In nonfatal car-pedestrian accidents, lower extremities are the most commonly injured body parts. The test device used to evaluate the car-front aggressiveness regarding the risk of these injuries is a legform impactor. Injury-related factors causing AIS 2+ injury in the human lower leg when exposed to a lateral impact representing a pedestrian accident should be identified. One of the test devices commonly used to evaluate the risk is the legform impactor developed by the Transport Research Laboratory (TRL). However, information about the biofidelity of this impactor and leg injury tolerance curves is lacking.
Thus, the objectives of this research are: 1) to determine possible injury-related factor(s) causing AIS 2+ injury in the human lower leg when exposed to a lateral impact simulating a pedestrian accident; 2) to evaluate the biofidelity of the current version of the TRL legform impactor; and 3) to propose injury reference value for estimation of the leg and knee joint injury risk by means of a legform impactor.
To determine factors causing leg fracture and knee joint ligament injury, injury-related factors were statistically tested in the present study. In this estimation, we analyzed knee lateral force, knee bending moment, knee shear displacement (i.e., relative displacement between the leg and thigh at the knee joint level in a lateral direction), knee bending angle, leg acceleration, and the impact force as factors that could correlate with the occurrence of the leg injuries. Regarding tibia fracture, both the impact force and leg acceleration were found to be significant factors. For ligament injury, it was found that only the shearing displacement was indeed very likely to be a significant factor.

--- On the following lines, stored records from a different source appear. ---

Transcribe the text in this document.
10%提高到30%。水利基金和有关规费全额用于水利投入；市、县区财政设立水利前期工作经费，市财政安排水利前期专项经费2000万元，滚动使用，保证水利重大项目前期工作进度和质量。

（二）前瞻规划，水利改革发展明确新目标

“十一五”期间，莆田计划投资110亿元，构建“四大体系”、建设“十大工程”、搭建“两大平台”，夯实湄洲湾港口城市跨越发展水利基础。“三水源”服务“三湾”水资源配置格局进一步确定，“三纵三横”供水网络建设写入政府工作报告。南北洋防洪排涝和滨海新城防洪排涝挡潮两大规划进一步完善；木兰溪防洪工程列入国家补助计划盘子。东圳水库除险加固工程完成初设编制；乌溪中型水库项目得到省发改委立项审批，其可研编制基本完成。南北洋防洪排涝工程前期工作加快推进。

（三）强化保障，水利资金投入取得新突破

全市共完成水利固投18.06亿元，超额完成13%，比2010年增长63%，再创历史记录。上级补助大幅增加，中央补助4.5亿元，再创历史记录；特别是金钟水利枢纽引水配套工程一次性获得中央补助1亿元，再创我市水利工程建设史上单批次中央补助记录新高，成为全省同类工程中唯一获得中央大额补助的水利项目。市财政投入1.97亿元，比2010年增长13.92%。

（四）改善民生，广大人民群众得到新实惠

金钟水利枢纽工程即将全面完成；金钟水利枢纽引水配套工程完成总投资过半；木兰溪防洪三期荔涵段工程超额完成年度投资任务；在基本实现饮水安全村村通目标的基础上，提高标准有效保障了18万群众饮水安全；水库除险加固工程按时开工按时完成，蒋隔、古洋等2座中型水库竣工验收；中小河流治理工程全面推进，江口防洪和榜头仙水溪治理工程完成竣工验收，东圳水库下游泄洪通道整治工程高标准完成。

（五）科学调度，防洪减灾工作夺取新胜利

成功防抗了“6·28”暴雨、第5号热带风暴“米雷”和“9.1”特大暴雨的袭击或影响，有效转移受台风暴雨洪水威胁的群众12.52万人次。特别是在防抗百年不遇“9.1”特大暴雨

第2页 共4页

The TRL legform impactor was evaluated by comparing its responses with the published experimental results obtained using postmortem human subjects (PMHSs). The evaluation was done under two conditions: impact point 84 mm below the knee joint center (shearing tests) and impact point near the ankle area (bending tests). Two impact speeds were used: 5.56 m/s and 11.11 m/s. Impact force, shear displacement, and bending angle were applied to measure the TRL legform impactor biofidelity. In general, the impactor responses were outside the biofidelity corridors determined using PMHSs. The exception was the impact force in the bending setup at a speed of 5.56 m/s.
To estimate the leg injury risk when using the TRL legform impactor, we determined transfer coefficients between the responses of this impactor and the human leg. Using these coefficients, we suggest an impact force of 6.9 kN and a shearing displacement of 7.9 mm as criteria for 50-percentile risk of the leg fracture and ligament injury with the TRL legform impactor.